Das Trio Stoian begeistert mit seinen elegant dargebotenen Evolutionen am Russischen Barren auch in diesem Rahmen. Erstklassige Ausführung und enorme Sicherheit in Verbindung mit anspruchsvollen Tricks machen diese Darbietung zu einem besonderen circensischen Highlight. Drei in direkter Folge gesprungene Doppelsaltos und der Dreifache sind die Höhepunkte dieses mitreißenden Auftritts.
„The Face Team“, acht junge ungarische Artisten, präsentiert sich mit einem außergewöhnlichen, circusuntypischen Act und reißt als Final-Darbietung die Zuschauer noch einmal förmlich von den Sitzen. Mit einer Melange aus Dreakdance in Kombination mit Balljonglage einerseits und spektakulärer Basketball-Akrobatik andererseits erobern sie das Publikum im Sturm. Besonders die effektvoll ausgeführten Ballstafetten, bei denen das Spielobjekt in der Luft durch alle Hände wandert ehe es mit einem krachenden Dunkin im Korb landet, werden mit lautem Jubel quittiert.

Das hervorragend und stimmungsvoll choreographierte Finale nimmt mit einer Lasershow seinen Beginn.
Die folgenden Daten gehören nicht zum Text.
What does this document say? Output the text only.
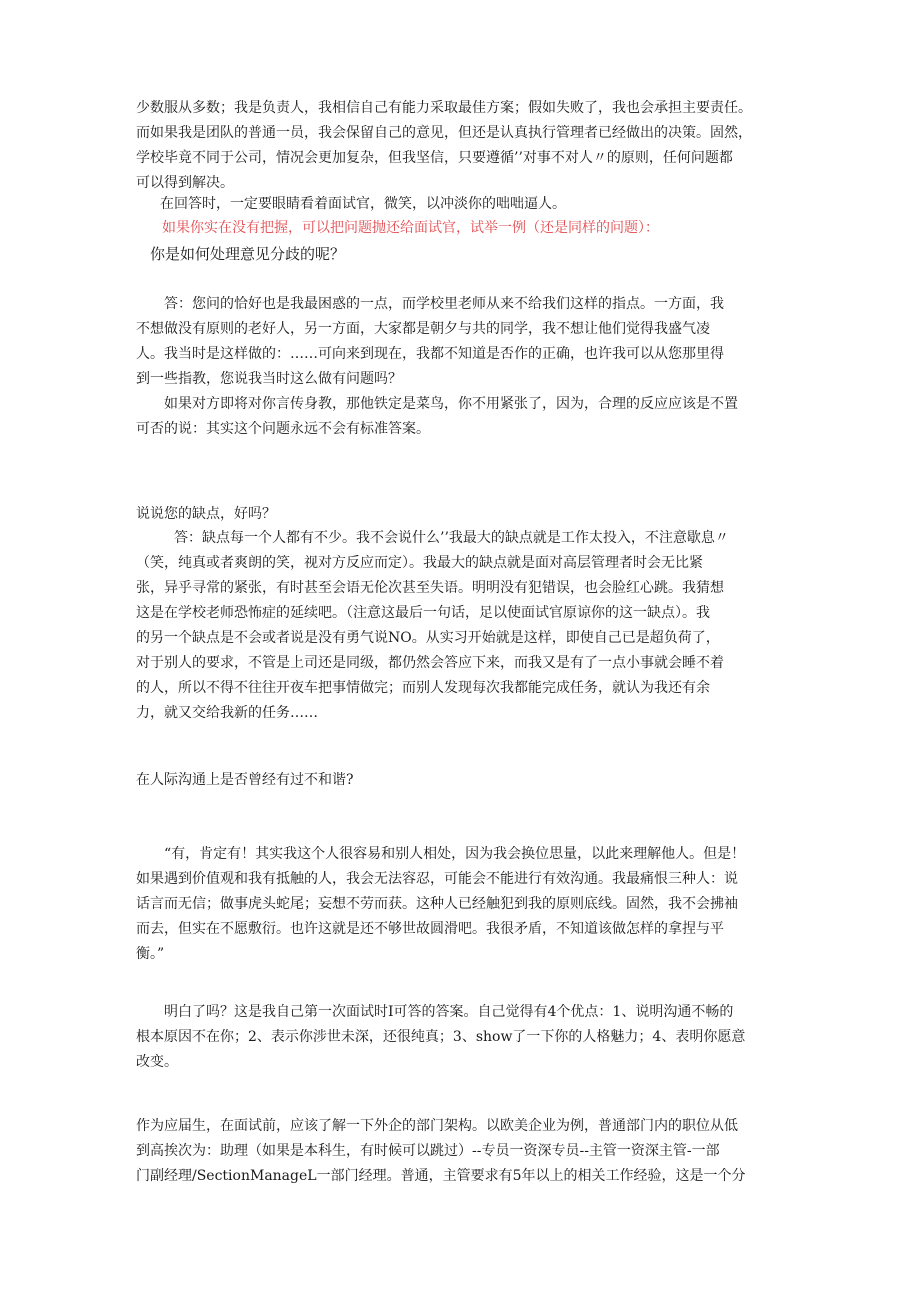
少数服从多数；我是负责人，我相信自己有能力采取最佳方案；假如失败了，我也会承担主要责任。
而如果我是团队的普通一员，我会保留自己的意见，但还是认真执行管理者已经做出的决策。固然，
学校毕竟不同于公司，情况会更加复杂，但我坚信，只要遵循’’对事不对人〃的原则，任何问题都
可以得到解决。
在回答时，一定要眼睛看着面试官，微笑，以冲淡你的咄咄逼人。
如果你实在没有把握，可以把问题抛还给面试官，试举一例（还是同样的问题）：
你是如何处理意见分歧的呢？
答：您问的恰好也是我最困惑的一点，而学校里老师从来不给我们这样的指点。一方面，我
不想做没有原则的老好人，另一方面，大家都是朝夕与共的同学，我不想让他们觉得我盛气凌
人。我当时是这样做的：……可向来到现在，我都不知道是否作的正确，也许我可以从您那里得
到一些指教，您说我当时这么做有问题吗？
如果对方即将对你言传身教，那他铁定是菜鸟，你不用紧张了，因为，合理的反应应该是不置
可否的说：其实这个问题永远不会有标准答案。
说说您的缺点，好吗？
答：缺点每一个人都有不少。我不会说什么’’我最大的缺点就是工作太投入，不注意歇息〃
（笑，纯真或者爽朗的笑，视对方反应而定）。我最大的缺点就是面对高层管理者时会无比紧
张，异乎寻常的紧张，有时甚至会语无伦次甚至失语。明明没有犯错误，也会脸红心跳。我猜想
这是在学校老师恐怖症的延续吧。（注意这最后一句话，足以使面试官原谅你的这一缺点）。我
的另一个缺点是不会或者说是没有勇气说NO。从实习开始就是这样，即使自己已是超负荷了，
对于别人的要求，不管是上司还是同级，都仍然会答应下来，而我又是有了一点小事就会睡不着
的人，所以不得不往往开夜车把事情做完；而别人发现每次我都能完成任务，就认为我还有余
力，就又交给我新的任务……
在人际沟通上是否曾经有过不和谐?
“有，肯定有！其实我这个人很容易和别人相处，因为我会换位思量，以此来理解他人。但是！
如果遇到价值观和我有抵触的人，我会无法容忍，可能会不能进行有效沟通。我最痛恨三种人：说
话言而无信；做事虎头蛇尾；妄想不劳而获。这种人已经触犯到我的原则底线。固然，我不会拂袖
而去，但实在不愿敷衍。也许这就是还不够世故圆滑吧。我很矛盾，不知道该做怎样的拿捏与平
衡。”
明白了吗？这是我自己第一次面试时I可答的答案。自己觉得有4个优点：1、说明沟通不畅的
根本原因不在你；2、表示你涉世未深，还很纯真；3、show了一下你的人格魅力；4、表明你愿意
改变。
作为应届生，在面试前，应该了解一下外企的部门架构。以欧美企业为例，普通部门内的职位从低
到高挨次为：助理（如果是本科生，有时候可以跳过）--专员一资深专员--主管一资深主管-一部
门副经理/SectionManageL一部门经理。普通，主管要求有5年以上的相关工作经验，这是一个分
Die Mitwirkenden kommen einzeln, nummernweise, in die Manege und werden  vom begeisterten Publikum mit starkem Beifall bedacht. Nachdem man die Formation eingenommen hat, drücken die Besucher mit nicht enden wollenden Standing Ovations ihre Begeisterung ob des Gebotenen aus. Die Saalbeleuchtung wird gedimmt und die Artisten verabschieden sich, mit kleinen Lichtern winkend, langsam rückwärts aus der Manege strebend, während Nicolai Tovarich mit sonorer Stimme „What a wonderfull World“ singt. Natürlich darf die traditionelle Abschiedsformel des Hauses, in der sich Christel Sembach-Krone für den Besuch bedanken und einen guten Heimweg wünschen lässt, nicht fehlen.
Mit diesem Programm zeigt der Circus Krone nachdrücklich, das traditioneller Circus – auch als reines Nummernprogramm konzipiert – sehr gut in die heutige Zeit passt und nicht an Attraktivität verloren hat, wenn leistungsstarke Darbietungen und anspruchsvolle Präsentation als Grundlagen vorhanden sind.